A Winnipeg woman named Linda Bird was recently stopped at the U.S. border for a random search of her car. The customs official discovered a little piece of contraband - a Kinder Surprise Egg, valued at about $2.69 for a two-pack at your local Canadian grocery store. Turns out, the chocolate egg is banned in the United States for fear the toy inside is a choking hazard.

(Canada, on the other hand, has decided that the little yellow case the toy comes in is so hard to open that the egg is safe.)

But at the border, Ms. Bird saw her Kinder Surprise promptly seized, with a stern warning that she could have faced a $300 fine for secreting it into the country. "It was just a chocolate egg," Ms. Bird told the CBC. "It's ridiculous. It's so ridiculous."

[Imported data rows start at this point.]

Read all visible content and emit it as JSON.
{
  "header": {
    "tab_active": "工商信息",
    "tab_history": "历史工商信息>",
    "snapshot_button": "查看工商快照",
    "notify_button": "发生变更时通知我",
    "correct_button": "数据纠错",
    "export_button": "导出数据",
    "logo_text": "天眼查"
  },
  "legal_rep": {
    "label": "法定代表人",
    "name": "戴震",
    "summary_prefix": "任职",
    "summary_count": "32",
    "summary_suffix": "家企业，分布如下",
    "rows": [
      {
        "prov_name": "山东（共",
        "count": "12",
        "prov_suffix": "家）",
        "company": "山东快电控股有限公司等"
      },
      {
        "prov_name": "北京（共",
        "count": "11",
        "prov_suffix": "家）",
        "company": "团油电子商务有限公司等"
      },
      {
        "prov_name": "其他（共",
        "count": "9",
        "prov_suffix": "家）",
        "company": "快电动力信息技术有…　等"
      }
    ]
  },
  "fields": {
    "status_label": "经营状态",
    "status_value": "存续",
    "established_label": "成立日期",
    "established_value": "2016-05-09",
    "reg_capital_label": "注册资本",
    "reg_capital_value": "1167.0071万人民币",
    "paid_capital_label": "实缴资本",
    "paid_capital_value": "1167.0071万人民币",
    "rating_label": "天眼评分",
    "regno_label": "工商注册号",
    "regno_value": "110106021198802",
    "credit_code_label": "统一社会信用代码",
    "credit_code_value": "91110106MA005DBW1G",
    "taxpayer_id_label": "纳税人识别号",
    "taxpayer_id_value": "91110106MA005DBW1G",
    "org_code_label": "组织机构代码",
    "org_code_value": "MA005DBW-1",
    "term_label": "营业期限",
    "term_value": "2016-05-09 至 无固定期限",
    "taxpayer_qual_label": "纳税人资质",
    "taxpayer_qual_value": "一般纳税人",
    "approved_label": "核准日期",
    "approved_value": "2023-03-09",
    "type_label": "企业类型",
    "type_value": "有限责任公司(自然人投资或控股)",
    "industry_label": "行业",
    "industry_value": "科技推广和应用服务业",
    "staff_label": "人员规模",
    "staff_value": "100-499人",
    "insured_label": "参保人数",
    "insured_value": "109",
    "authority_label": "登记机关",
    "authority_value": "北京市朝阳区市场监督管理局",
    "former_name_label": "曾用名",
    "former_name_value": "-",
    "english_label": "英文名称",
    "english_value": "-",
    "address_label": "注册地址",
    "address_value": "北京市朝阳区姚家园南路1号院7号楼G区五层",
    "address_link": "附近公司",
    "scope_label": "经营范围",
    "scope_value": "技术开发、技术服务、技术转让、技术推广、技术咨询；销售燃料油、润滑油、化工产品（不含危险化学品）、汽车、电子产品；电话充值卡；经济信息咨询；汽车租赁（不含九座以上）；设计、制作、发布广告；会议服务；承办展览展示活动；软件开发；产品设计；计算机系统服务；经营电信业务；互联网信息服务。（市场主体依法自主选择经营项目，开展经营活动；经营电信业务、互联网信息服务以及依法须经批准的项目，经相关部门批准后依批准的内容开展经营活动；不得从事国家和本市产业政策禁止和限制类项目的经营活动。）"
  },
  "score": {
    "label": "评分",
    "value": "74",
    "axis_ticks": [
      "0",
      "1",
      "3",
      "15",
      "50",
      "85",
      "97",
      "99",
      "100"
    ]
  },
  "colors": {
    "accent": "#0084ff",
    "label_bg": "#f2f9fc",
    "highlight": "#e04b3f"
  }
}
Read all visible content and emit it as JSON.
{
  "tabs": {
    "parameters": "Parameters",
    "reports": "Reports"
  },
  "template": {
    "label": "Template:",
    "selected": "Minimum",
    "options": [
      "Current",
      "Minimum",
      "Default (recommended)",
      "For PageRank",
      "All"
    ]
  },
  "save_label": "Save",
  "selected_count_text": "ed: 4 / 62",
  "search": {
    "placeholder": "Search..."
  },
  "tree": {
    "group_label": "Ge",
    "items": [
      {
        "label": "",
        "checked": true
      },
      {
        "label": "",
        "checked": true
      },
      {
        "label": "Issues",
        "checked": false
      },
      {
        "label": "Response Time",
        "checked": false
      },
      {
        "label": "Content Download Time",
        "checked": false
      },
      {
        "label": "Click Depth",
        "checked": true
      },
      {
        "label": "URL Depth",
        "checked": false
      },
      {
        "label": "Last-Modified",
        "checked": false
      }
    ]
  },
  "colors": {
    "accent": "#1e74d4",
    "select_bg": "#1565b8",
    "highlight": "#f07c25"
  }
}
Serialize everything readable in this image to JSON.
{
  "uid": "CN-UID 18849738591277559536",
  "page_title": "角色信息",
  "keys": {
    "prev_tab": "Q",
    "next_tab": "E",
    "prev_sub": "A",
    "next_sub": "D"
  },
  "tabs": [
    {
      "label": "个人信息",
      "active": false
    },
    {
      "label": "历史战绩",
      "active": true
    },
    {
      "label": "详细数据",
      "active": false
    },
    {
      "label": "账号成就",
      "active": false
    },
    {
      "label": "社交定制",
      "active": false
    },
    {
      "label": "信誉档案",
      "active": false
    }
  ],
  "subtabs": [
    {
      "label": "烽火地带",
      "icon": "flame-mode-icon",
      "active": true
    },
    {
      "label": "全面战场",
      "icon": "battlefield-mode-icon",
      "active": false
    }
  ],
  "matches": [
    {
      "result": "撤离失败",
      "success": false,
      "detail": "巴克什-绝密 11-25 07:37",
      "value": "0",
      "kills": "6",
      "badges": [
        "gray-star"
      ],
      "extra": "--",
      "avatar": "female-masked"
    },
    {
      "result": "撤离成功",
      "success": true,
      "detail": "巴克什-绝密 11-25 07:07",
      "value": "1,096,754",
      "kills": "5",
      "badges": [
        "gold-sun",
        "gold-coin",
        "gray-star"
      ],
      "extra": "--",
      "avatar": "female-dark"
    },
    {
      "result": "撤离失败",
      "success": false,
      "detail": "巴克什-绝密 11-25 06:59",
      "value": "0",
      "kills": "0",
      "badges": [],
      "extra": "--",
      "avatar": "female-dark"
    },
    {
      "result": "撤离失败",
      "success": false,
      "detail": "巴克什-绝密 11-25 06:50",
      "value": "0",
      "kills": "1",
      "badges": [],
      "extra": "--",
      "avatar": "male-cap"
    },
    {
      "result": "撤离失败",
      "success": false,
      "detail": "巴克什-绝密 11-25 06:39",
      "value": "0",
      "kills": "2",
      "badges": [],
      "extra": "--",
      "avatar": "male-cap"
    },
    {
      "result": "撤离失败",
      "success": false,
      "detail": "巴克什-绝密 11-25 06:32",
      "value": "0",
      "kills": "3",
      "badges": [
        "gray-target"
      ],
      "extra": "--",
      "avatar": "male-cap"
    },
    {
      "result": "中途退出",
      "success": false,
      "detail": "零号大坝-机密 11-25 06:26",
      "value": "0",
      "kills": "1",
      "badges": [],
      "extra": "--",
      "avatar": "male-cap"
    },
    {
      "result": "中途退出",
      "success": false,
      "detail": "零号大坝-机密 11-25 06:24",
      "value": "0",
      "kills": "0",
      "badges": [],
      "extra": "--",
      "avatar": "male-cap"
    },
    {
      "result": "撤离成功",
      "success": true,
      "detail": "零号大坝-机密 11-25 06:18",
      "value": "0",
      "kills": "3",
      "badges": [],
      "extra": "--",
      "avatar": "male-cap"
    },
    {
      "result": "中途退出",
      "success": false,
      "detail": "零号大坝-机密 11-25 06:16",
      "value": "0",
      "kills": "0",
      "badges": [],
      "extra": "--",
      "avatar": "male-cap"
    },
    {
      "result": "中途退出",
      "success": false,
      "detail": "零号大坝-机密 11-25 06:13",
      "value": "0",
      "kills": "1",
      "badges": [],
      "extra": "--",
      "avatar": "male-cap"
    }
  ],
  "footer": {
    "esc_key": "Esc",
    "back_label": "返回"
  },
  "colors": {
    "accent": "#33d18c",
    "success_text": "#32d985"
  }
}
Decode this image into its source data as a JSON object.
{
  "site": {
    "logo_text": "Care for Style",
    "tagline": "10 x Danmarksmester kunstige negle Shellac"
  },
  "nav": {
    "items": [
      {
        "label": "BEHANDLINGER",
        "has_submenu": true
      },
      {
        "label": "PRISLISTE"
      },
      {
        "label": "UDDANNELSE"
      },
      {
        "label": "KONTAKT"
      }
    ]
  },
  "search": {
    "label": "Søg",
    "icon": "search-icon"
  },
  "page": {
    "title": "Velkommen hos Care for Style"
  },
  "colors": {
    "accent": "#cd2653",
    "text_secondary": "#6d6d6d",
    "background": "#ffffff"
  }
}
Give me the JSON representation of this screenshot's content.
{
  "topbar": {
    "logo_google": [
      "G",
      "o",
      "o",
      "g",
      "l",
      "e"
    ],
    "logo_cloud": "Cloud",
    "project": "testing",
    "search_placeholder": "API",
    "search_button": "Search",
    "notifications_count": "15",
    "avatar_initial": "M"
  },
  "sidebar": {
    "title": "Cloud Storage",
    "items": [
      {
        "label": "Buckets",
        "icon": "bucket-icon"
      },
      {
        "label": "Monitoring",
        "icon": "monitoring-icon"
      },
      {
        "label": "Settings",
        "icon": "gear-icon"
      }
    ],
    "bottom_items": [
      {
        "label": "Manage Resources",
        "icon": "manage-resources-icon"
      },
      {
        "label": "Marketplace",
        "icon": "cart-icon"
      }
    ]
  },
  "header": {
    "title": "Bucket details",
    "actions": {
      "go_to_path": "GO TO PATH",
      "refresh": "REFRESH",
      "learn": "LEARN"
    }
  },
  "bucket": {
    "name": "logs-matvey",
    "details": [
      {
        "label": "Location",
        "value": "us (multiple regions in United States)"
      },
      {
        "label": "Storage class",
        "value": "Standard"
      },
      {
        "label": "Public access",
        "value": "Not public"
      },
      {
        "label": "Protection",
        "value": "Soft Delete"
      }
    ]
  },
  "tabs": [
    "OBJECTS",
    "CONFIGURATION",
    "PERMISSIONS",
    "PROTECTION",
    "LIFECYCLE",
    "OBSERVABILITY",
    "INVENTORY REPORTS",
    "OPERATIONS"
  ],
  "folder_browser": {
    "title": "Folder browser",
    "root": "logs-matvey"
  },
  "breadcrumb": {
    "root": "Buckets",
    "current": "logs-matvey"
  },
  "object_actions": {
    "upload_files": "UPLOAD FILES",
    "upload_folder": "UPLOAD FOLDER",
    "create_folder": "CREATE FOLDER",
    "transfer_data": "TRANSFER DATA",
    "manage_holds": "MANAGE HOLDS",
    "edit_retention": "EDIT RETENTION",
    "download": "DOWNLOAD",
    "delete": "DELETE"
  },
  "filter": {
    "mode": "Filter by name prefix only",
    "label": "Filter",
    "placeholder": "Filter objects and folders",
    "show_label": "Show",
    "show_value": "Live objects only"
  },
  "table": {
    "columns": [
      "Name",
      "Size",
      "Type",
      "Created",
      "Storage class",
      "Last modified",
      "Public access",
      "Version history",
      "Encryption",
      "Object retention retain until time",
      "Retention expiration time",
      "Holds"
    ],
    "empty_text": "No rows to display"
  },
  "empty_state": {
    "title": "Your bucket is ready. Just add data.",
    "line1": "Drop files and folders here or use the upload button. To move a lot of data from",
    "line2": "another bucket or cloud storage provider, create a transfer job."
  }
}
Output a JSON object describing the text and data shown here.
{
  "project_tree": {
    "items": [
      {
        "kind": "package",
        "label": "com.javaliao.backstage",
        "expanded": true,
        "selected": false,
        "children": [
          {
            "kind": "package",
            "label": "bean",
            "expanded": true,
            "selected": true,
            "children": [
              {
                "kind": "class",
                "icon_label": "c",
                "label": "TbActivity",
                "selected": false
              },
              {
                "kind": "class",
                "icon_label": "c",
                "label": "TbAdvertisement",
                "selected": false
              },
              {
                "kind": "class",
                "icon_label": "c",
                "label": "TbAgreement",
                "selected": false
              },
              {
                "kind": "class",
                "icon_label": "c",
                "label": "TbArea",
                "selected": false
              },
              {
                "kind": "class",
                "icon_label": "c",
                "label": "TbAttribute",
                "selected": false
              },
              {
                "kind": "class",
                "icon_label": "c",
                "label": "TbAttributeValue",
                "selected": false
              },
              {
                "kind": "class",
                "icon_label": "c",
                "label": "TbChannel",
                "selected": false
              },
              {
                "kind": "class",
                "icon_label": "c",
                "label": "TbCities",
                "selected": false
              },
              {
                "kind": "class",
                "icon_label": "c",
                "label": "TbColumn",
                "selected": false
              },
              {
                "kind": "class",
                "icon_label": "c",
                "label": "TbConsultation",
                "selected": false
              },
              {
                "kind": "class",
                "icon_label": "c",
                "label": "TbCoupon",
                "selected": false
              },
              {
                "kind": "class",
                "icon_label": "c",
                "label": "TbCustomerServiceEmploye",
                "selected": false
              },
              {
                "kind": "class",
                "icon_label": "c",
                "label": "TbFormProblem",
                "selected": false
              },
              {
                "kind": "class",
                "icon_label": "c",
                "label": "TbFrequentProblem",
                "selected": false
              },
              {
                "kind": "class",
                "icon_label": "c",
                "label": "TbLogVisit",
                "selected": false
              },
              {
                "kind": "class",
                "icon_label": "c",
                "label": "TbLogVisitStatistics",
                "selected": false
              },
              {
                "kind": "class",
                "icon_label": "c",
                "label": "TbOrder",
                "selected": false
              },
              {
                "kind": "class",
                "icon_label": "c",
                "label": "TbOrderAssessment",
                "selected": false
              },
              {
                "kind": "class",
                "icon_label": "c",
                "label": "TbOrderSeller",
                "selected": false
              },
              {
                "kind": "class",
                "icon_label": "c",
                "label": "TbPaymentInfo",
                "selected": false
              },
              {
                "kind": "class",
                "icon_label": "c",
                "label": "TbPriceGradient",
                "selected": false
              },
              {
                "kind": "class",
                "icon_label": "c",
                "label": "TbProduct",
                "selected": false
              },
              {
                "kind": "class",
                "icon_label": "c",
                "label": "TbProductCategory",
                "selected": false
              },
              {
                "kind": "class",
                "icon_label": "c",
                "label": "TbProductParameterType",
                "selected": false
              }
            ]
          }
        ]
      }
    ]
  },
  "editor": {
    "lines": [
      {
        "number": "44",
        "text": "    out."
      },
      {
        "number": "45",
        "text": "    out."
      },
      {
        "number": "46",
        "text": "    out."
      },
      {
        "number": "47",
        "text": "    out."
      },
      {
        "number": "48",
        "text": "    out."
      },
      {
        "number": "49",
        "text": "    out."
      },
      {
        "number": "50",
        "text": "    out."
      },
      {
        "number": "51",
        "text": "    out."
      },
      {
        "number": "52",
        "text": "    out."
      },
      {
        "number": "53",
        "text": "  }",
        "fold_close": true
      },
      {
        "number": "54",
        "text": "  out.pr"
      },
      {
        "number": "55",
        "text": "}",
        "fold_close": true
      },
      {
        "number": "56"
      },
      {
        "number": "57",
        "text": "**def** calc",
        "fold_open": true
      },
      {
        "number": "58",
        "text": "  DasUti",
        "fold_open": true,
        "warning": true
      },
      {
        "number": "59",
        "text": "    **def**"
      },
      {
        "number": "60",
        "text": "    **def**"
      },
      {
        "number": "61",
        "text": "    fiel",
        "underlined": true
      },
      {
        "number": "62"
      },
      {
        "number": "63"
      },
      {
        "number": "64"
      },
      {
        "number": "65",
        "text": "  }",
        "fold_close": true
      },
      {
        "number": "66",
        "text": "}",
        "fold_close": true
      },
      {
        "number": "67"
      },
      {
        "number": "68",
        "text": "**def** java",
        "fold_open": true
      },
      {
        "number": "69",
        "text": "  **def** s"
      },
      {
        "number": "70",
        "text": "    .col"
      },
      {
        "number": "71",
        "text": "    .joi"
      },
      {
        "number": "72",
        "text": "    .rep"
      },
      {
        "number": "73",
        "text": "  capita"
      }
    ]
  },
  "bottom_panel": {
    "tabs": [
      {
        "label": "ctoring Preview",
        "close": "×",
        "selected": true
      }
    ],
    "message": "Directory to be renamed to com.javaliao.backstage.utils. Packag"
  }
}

What is truly ridiculous came next. Ms. Bird says she recently received a seven-page letter from the U.S. government formally asking her to authorize the egg's destruction. Should she like to contest, she'll have to cough up $250 for storage. "I had to read it twice," Ms. Bird says. "But they are serious."

And so are those border guards, who have reportedly seized roughly 25,000 eggs in 2,000 crossings (also suggesting a burgeoning black market in Kinder surprises.) But then, chocolate eggs are not without their nefarious uses - in December, security at the Los Angeles airport found 14-pounds of cocaine hidden in egg-shaped candy.

Bottom line: Cross the border with a Kinder Egg at your own risk.